This is the mail archive of the
libc-alpha@sources.redhat.com
mailing list for the glibc project.
Re: [PATCH] PPC atomic.h add compare_exchange_val forms
- From: "Steve Munroe" <sjmunroe at us dot ibm dot com>
- To: "Carlos O'Donell" <carlos at baldric dot uwo dot ca>
- Cc: "Kevin B. Hendricks" <kevin dot hendricks at sympatico dot ca>, libc-alpha <libc-alpha at sources dot redhat dot com>
- Date: Thu, 17 Apr 2003 11:26:44 -0500
- Subject: Re: [PATCH] PPC atomic.h add compare_exchange_val forms
Carlos O'Donell writes:
>> As stated in my previous response there is a danger of "Live Lock" when
>> multiple locks share a "reservation unit" (for example a cache line).
>
>Do the threads make _any_ progress?
>
>Is it only in the SMP case where the CPU's can try to steal ownership
>of the cacheline from the cache-controller and live-lock?
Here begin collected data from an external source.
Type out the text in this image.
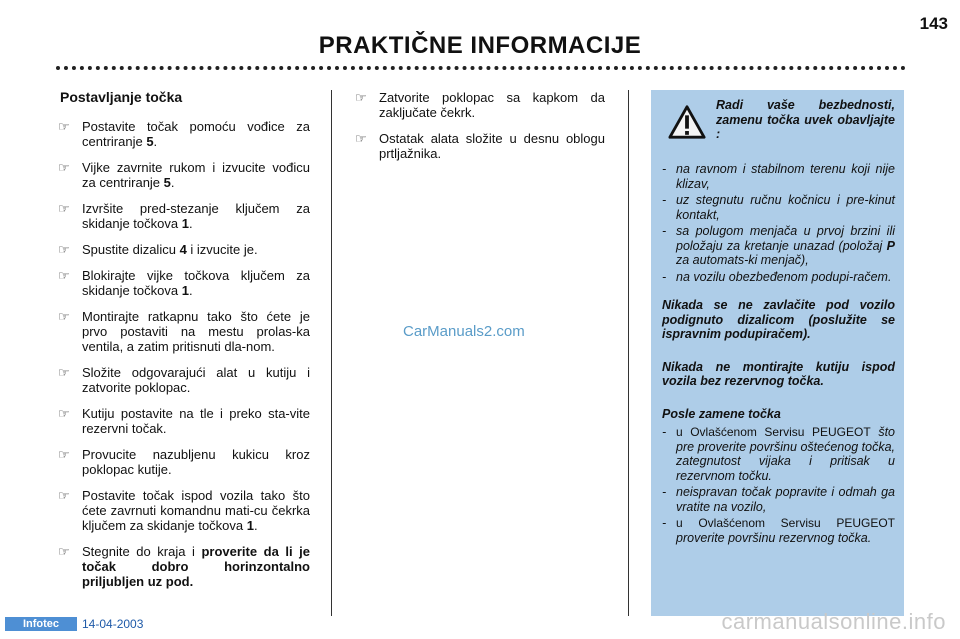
143
PRAKTIČNE INFORMACIJE
Postavljanje točka
☞ Postavite točak pomoću vođice za centriranje 5.
☞ Vijke zavrnite rukom i izvucite vođicu za centriranje 5.
☞ Izvršite pred-stezanje ključem za skidanje točkova 1.
☞ Spustite dizalicu 4 i izvucite je.
☞ Blokirajte vijke točkova ključem za skidanje točkova 1.
☞ Montirajte ratkapnu tako što ćete je prvo postaviti na mestu prolas-ka ventila, a zatim pritisnuti dla-nom.
☞ Složite odgovarajući alat u kutiju i zatvorite poklopac.
☞ Kutiju postavite na tle i preko sta-vite rezervni točak.
☞ Provucite nazubljenu kukicu kroz poklopac kutije.
☞ Postavite točak ispod vozila tako što ćete zavrnuti komandnu mati-cu čekrka ključem za skidanje točkova 1.
☞ Stegnite do kraja i proverite da li je točak dobro horinzontalno priljubljen uz pod.
☞ Zatvorite poklopac sa kapkom da zaključate čekrk.
☞ Ostatak alata složite u desnu oblogu prtljažnika.
CarManuals2.com
Radi vaše bezbednosti, zamenu točka uvek obavljajte :
- na ravnom i stabilnom terenu koji nije klizav,
- uz stegnutu ručnu kočnicu i pre-kinut kontakt,
- sa polugom menjača u prvoj brzini ili položaju za kretanje unazad (položaj P za automats-ki menjač),
- na vozilu obezbeđenom podupi-račem.
Nikada se ne zavlačite pod vozilo podignuto dizalicom (poslužite se ispravnim podupiračem).
Nikada ne montirajte kutiju ispod vozila bez rezervnog točka.
Posle zamene točka
- u Ovlašćenom Servisu PEUGEOT što pre proverite površinu oštećenog točka, zategnutost vijaka i pritisak u rezervnom točku.
- neispravan točak popravite i odmah ga vratite na vozilo,
- u Ovlašćenom Servisu PEUGEOT proverite površinu rezervnog točka.
Infotec	14-04-2003	carmanualsonline.info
This requires two or more processors (SMP). This is a rare but annoying
case where the reservation for processor_A is stolen (the reservation
register is reset, usually via a cashe snoop operation) by Processor_B
before processor_A can get to its "store conditional".
The processors remain live locked until an external event (kill -9 or
interval timer) causes one of the task/thread to be rescheduled. We have
no hard data on how often this happens.
>I've struggled with this idea for HPPA since the architecture reference
>explicitly states that only a single lock word is allowed on the
cacheline
>(stride is 64-128 bytes wide depending on the processor).
>
>Padding to cacheline size was attempted, but static locks would have to
>pad to maximum cacheline size. This seemed to be wasteful and problematic
>for backwards binary compatibility, it also gave the linker some
headaches.
>
>Do you just live with the fact that two locks _could_ reside on the same
>cacheline?
So far we (PPC64) are not doing anything in glibc to avoid live lock. This
mostly a performance issue as we scale up (8-32+ way). So far we have
depending on luck but now is a good time to think about this.
The PPC64 kernel implementation does try to isolate spinlocks (one per
cache line). They use:
__attribute__((__aligned__)(SMP_CACHE_BYTES)))
Where SMP_CACHE_BYTES is the constant 128 (so far all PPC64 processor
implementations use 128 byte cache lines, but this could change).
We could try something like this for glibc, but without more hard data I
am an reluctant to start changing things.